While Abbott’s speech was short on specific policy initiatives and detailed costings, he did set down some clear battlelines for the Federal Election later this year, with the Opposition promising to block the resources super profits tax in the Senate and rescind the law if it wins Government.
“Despite its name, this is not a normal tax on super profits. It’s a super tax on normal profits.,” Abbott told Parliament.
“Every company extracting non-renewable resources will have to pay an additional 40% tax, as well as normal tax, once its rate of return on capital exceeds the long-term bond rate or about 6%. The new tax applies to the extraction of phosphate, sand and stone as well as to the extraction of minerals, oil and gas. It’s a tax on small quarries as well as big miners.”
“It will impact on the price of fertilisers and building materials as well as on the price of energy. It’s a triple whammy tax on the jobs of half a million mining and related workers, on the superannuation of millions of retirees with mining shares and on the cost of living of everyone who uses power.”
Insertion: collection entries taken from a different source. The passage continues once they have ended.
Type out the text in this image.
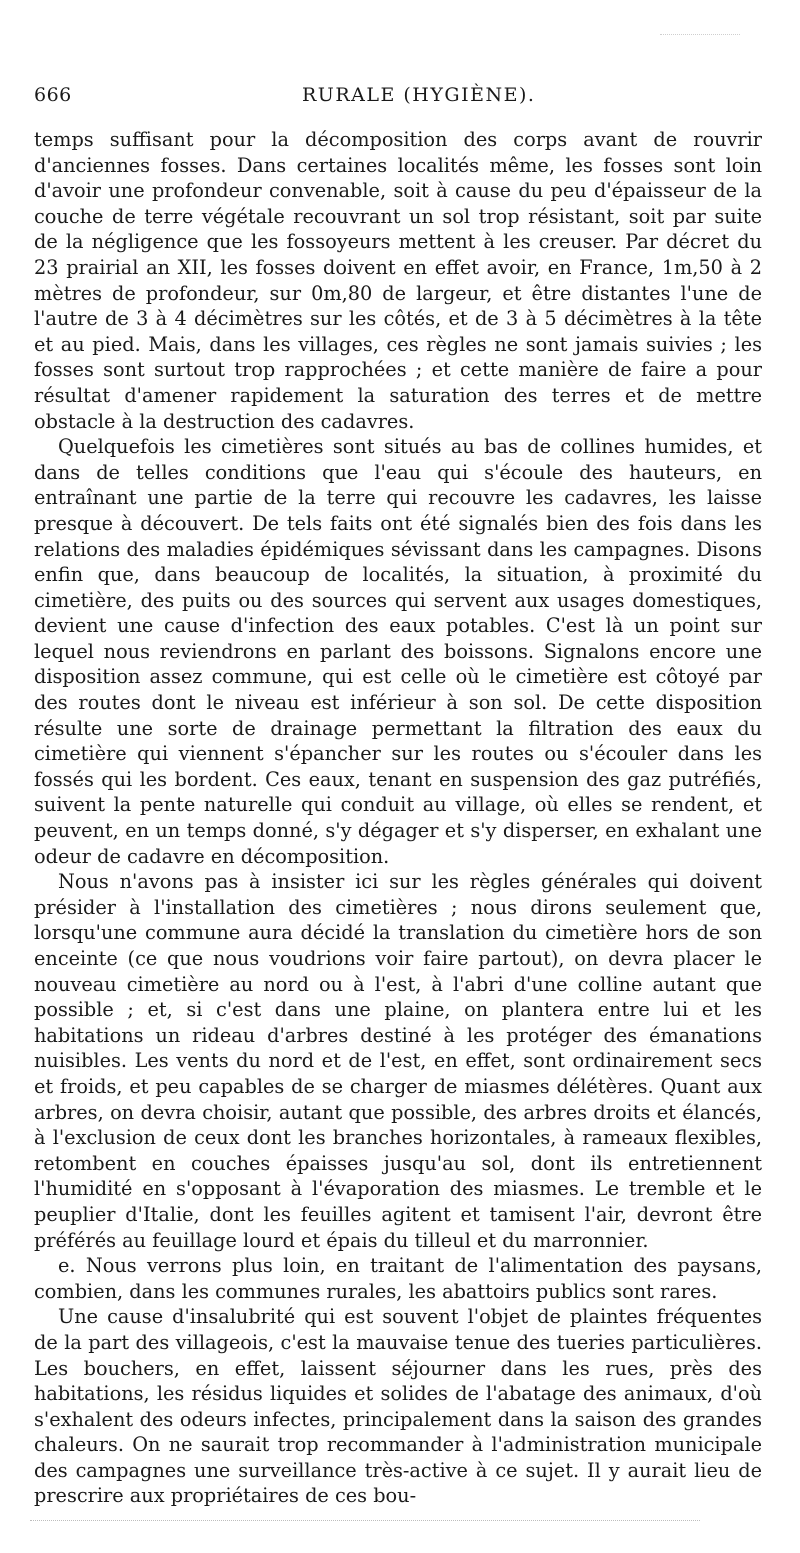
666	RURALE (HYGIÈNE).

temps suffisant pour la décomposition des corps avant de rouvrir d'anciennes fosses. Dans certaines localités même, les fosses sont loin d'avoir une profondeur convenable, soit à cause du peu d'épaisseur de la couche de terre végétale recouvrant un sol trop résistant, soit par suite de la négligence que les fossoyeurs mettent à les creuser. Par décret du 23 prairial an XII, les fosses doivent en effet avoir, en France, 1m,50 à 2 mètres de profondeur, sur 0m,80 de largeur, et être distantes l'une de l'autre de 3 à 4 décimètres sur les côtés, et de 3 à 5 décimètres à la tête et au pied. Mais, dans les villages, ces règles ne sont jamais suivies ; les fosses sont surtout trop rapprochées ; et cette manière de faire a pour résultat d'amener rapidement la saturation des terres et de mettre obstacle à la destruction des cadavres.

Quelquefois les cimetières sont situés au bas de collines humides, et dans de telles conditions que l'eau qui s'écoule des hauteurs, en entraînant une partie de la terre qui recouvre les cadavres, les laisse presque à découvert. De tels faits ont été signalés bien des fois dans les relations des maladies épidémiques sévissant dans les campagnes. Disons enfin que, dans beaucoup de localités, la situation, à proximité du cimetière, des puits ou des sources qui servent aux usages domestiques, devient une cause d'infection des eaux potables. C'est là un point sur lequel nous reviendrons en parlant des boissons. Signalons encore une disposition assez commune, qui est celle où le cimetière est côtoyé par des routes dont le niveau est inférieur à son sol. De cette disposition résulte une sorte de drainage permettant la filtration des eaux du cimetière qui viennent s'épancher sur les routes ou s'écouler dans les fossés qui les bordent. Ces eaux, tenant en suspension des gaz putréfiés, suivent la pente naturelle qui conduit au village, où elles se rendent, et peuvent, en un temps donné, s'y dégager et s'y disperser, en exhalant une odeur de cadavre en décomposition.

Nous n'avons pas à insister ici sur les règles générales qui doivent présider à l'installation des cimetières ; nous dirons seulement que, lorsqu'une commune aura décidé la translation du cimetière hors de son enceinte (ce que nous voudrions voir faire partout), on devra placer le nouveau cimetière au nord ou à l'est, à l'abri d'une colline autant que possible ; et, si c'est dans une plaine, on plantera entre lui et les habitations un rideau d'arbres destiné à les protéger des émanations nuisibles. Les vents du nord et de l'est, en effet, sont ordinairement secs et froids, et peu capables de se charger de miasmes délétères. Quant aux arbres, on devra choisir, autant que possible, des arbres droits et élancés, à l'exclusion de ceux dont les branches horizontales, à rameaux flexibles, retombent en couches épaisses jusqu'au sol, dont ils entretiennent l'humidité en s'opposant à l'évaporation des miasmes. Le tremble et le peuplier d'Italie, dont les feuilles agitent et tamisent l'air, devront être préférés au feuillage lourd et épais du tilleul et du marronnier.

e. Nous verrons plus loin, en traitant de l'alimentation des paysans, combien, dans les communes rurales, les abattoirs publics sont rares.

Une cause d'insalubrité qui est souvent l'objet de plaintes fréquentes de la part des villageois, c'est la mauvaise tenue des tueries particulières. Les bouchers, en effet, laissent séjourner dans les rues, près des habitations, les résidus liquides et solides de l'abatage des animaux, d'où s'exhalent des odeurs infectes, principalement dans la saison des grandes chaleurs. On ne saurait trop recommander à l'administration municipale des campagnes une surveillance très-active à ce sujet. Il y aurait lieu de prescrire aux propriétaires de ces bou-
Abbott also rubbished the Government’s claims that the new tax could actually help smaller miners grow.
“By this Budget’s bizarre logic, putting a new tax on cigarettes means less smoking but putting a new tax on resources means more mining. If this tax is going to be so good for the resources sector, why aren’t other industries lining up to beg for a super profits tax to be imposed on them?”
While Abbott did not completely explain how the $12 billion set to be raised from the Resources Super Profits Tax would be replaced, he did promise to cut the number of public servants by imposing a two year hiring freeze. Abbott says this will result in $4 billion worth of savings.
Abbott has also made a clear pitch to employers, saying a Coalition Government would re-introduce some of the workplace flexibilities that have been removed by the Rudd Government’s Fair Work laws.
“The former government’s workplace reforms went too far but they helped to create more than two million new jobs, lift real wages by 20% and more than double net household wealth between 1996 and 2007. We’ll seek to take the unfair dismissal monkey off the back of small businesses which are more like families than institutions.”
“We’ll make Labor’s transitional employment agreements less transitional and Labor’s individual flexibility agreements more flexible. We have faith in Australian workers who are not as easily pushed around and exploited as the ACTU’s dishonest ad campaign is already making out.”
However, no details were released about whether the Government would re-introduce an exclusion from unfair dismissal laws for companies with less than 100 staff, as existed under the Howard Government’s Work Choices regime.
Perhaps more controversially, Abbott also signalled the Government not proceed with the National Broadband network, claiming the project would create a new monopoly player in the telecommunications sector.
“The Coalition won’t go ahead with the National Broadband Network avoiding the creation of a $43 billion white elephant. Better access to faster broadband should not mean a new nationalised telecommunications monopoly and Telstra shareholders should not have their assets subject to coerced acquisition.”
Labor has been quick to slam Abbott for revisiting the Howard Governments’ Work Choices regime, and attacked Abbott’s projections as being “flaky”.